Ripe genius is a definite talent which has been subjected to exhaustive discipline, which is familiar with traditions, and takes full cognizance of pedantic forms, but is guided by an art feeling engendered by this knowledge, and not by the knowledge itself.
It is a law unto itself. It conceives a picture, a poem, or a musical sentiment, and communicates it to us through means that are often as unfamiliar as is the effect of the whole original; for it usually avoids the ruts of travelled ways, its clear view of the objective goal enabling it to follow the less frequented stream-side or mountain-top paths.
Wagner was, in the last thirty years of his life, a ripe genius. He was the sixth of our musical high-priests, and he filled the art temple with a characteristic song incense which will pervade its atmosphere as long as human passions continue to furnish art impulse.
There is a class of pedants who still take satisfaction in calling Wagner's music artificial; but these short-sighted critics cannot or will not properly survey the field of his activity and its fruits. No human mind could, unless impelled by natural, sequential feeling and virile imagination, write even one of his later dramas without manifold exhibitions of weakness in redundancies and lapses in significance.
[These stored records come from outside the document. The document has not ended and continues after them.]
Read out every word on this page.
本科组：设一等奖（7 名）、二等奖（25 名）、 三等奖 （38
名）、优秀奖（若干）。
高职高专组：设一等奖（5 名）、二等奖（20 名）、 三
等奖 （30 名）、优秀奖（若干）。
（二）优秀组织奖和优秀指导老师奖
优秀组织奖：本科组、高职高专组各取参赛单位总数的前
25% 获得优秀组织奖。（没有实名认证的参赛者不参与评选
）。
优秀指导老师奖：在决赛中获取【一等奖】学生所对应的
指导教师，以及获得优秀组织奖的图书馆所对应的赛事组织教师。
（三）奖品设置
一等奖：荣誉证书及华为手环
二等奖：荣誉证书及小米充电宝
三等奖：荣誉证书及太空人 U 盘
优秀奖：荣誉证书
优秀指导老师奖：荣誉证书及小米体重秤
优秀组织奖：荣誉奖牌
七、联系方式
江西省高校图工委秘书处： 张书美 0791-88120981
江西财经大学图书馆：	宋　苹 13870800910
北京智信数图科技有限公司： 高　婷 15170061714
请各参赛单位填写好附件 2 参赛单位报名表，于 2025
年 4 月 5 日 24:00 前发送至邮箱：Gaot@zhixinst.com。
The fact that Wagner's works, from the "Meistersinger" on, show few, if any, such barren moments, adequately evidences their natural growth from musical germs.
A great creator always incites a large number of lesser lights to imitate his methods, but few of them do so successfully. Wagner is not, however, answerable for the vague effects of his dramatic means, when they are transplanted into Wagnerish overtures and symphonic poems. He evolved situations that made these means legitimate and significant; isolated, they fall into bizarre artificiality. Although we cannot fail to be influenced by the elements which Wagner added to tonal resources, they, like all other elements, must be applied because most adaptable to the development of the musical scheme in hand, and not because of their newness.
"A prophet is not without honor save in his own country." This was strikingly exemplified by the attitude of professional Leipzig towards Wagner during the earlier stages of his career. Leipzig was at that time regarded by the outlying world as the musical centre of the universe, a Mecca with a magic balm, dispensed by a priesthood whose Mahomet was Mendelssohn.
The town had been a prominent seat of learning since the first part of the fifteenth century, had possessed Bach as cantor of its "St. Thomas' school," had for a long series of years maintained its "Gewandhaus" concerts, and was the greatest of all book- and music-selling marts.
These circumstances combined to make Leipzig stand out in bold relief on the world's map, but it required Mendelssohn's magnetism to make its attractions irresistible.